Australia’s carbon emission estimates have fallen to their lowest point in the last 30 years, driven primarily by offsets from the nation’s vast lands and forests.
Recently released data has shown that land containing forests and other vegetation—which absorb and store carbon dioxide—have played a critical role in directing Australia’s drop in emissions.
The data was released as part of the December 2020 quarterly update of Australia’s National Greenhouse Gas Inventory, an annual reporting requirement under the United Nations’ Kyoto Protocol—the world’s only legally binding contract to reduce emissions.
Unlike other sectors, management of land—also known as “land use, land-use change, and forestry” (LULUCF)—can allow for the removal of carbon dioxide from the atmosphere and act as a carbon “sink.”
Since peaking at 638 Mt (megatonnes, or million tonnes) in 2007, Australia’s overall emissions fell by 21.7 percent to a new low of 499 Mt in 2020. Of this decline, 83 percent came directly from LULUCF.
In particular, the report outlined that significant contributions to lowered emissions came from reductions in land clearing operations and native forest harvesting.
It also attributed improvements in “soil carbon” by encouraging farmers to employ strategies that help maximise carbon absorption and retention within agricultural soil.
The Australian government has listed soil carbon as one of five pathways in its Low Emissions Technology Statement, and it is banking on the land sector to further reducing emissions after estimates revealed that between 2011 and 2016, the sector had offset 3.5 percent of total human-induced emissions across all sectors.
It has also recently pledged $36.7 million towards further research in the form of the National Soil Carbon Innovation Challenge.
This all means that current carbon emission data now place Australia as producing 499 Mt of emission in 2020, which is a reduction of 19.9 percent below 2005 levels.
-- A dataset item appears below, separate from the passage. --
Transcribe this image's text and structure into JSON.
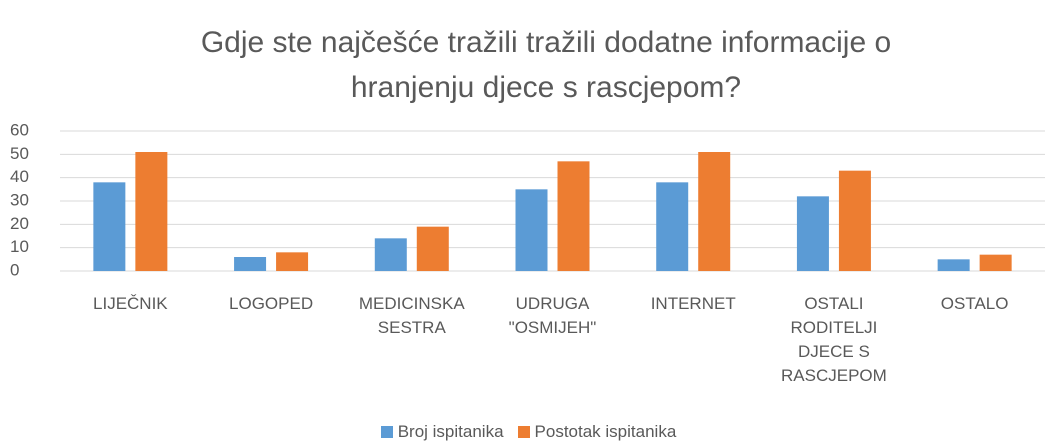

If this trend continues, the forecasts predict Australia will meet or even surpass the requirements of the Kyoto Protocol—to reduce emissions by 5 percent below 2000 levels by 2020—and the Paris Agreement—to reduce emissions by 26 to 28 percent below 2005 levels by 2030.
However, the peak body for climate change in Australia, the Climate Council, believes the government has not done enough.
“Australia’s progress is nowhere near what’s needed. Recent analysis shows that excluding land-use change emissions (which the Federal government has virtually no control over), our emissions are 7 percent higher than 2005 levels,” the Climate Council said.
“Every quarter, the Federal Government tries to take credit for emissions reductions it has made zero contribution to. Instead, it is holding back progress on the scale and pace of emissions reductions we need,” Climate Council researcher Tim Baxter said.
“Meanwhile, the Federal Government has not introduced a single climate policy that has demonstrably reduced emissions: be it developing renewable energy technology to support a transition away from fossil fuel; or incentivising electric vehicle purchases.”
Minister for Energy and Emissions Reduction Angus Taylor said that the nation would prioritise investing in low emissions technologies to meet targets, part of Australia’s “technology not taxes” approach.
“The Government has a comprehensive suite of policies to meet its emissions reduction commitments, encourage innovation and back new and emerging low emissions technologies,” Taylor said.
“The Government has announced, as part of the 2021-22 Budget, a further $1.6 billion to bolster Australia’s position as a leader in low emissions technologies and to meet Australia’s emissions reduction targets, taking our total expected investment to more than $20 billion over the decade to 2030.
The Australian Government has also targeted gas as a key source of reliable energy in the transition to renewables, a decision that has frequently been met with criticism from climate activist groups.
Australia’s largest aluminium smelter was forced to power down several times in a month after energy prices skyrocketed by 18,000 percent after coal plant outages forced the grid to rely largely on renewable energy sources.
Angus Taylor had previously said that the push against gas did not support a reduction in greenhouse gas emissions and only served to disadvantage Australian families and businesses.
According to a report by CSIRO (pdf), compared with coal, domestic gas use for power generation will reduce emissions by an estimated 31 or 50 percent, depending on the type of gas turbine used.
“The ironic thing about gas is that a lot of the anti-gas activists say, ‘well, it’s important to get rid of gas because of the emissions,’” he said. “Frankly, more gas in our system right now will bring down emissions.”
“What we’ve got is these activists who are acting against the interests of Australia, against the interests of Australian manufacturing, against the interests of Australian small businesses and households,” Taylor said.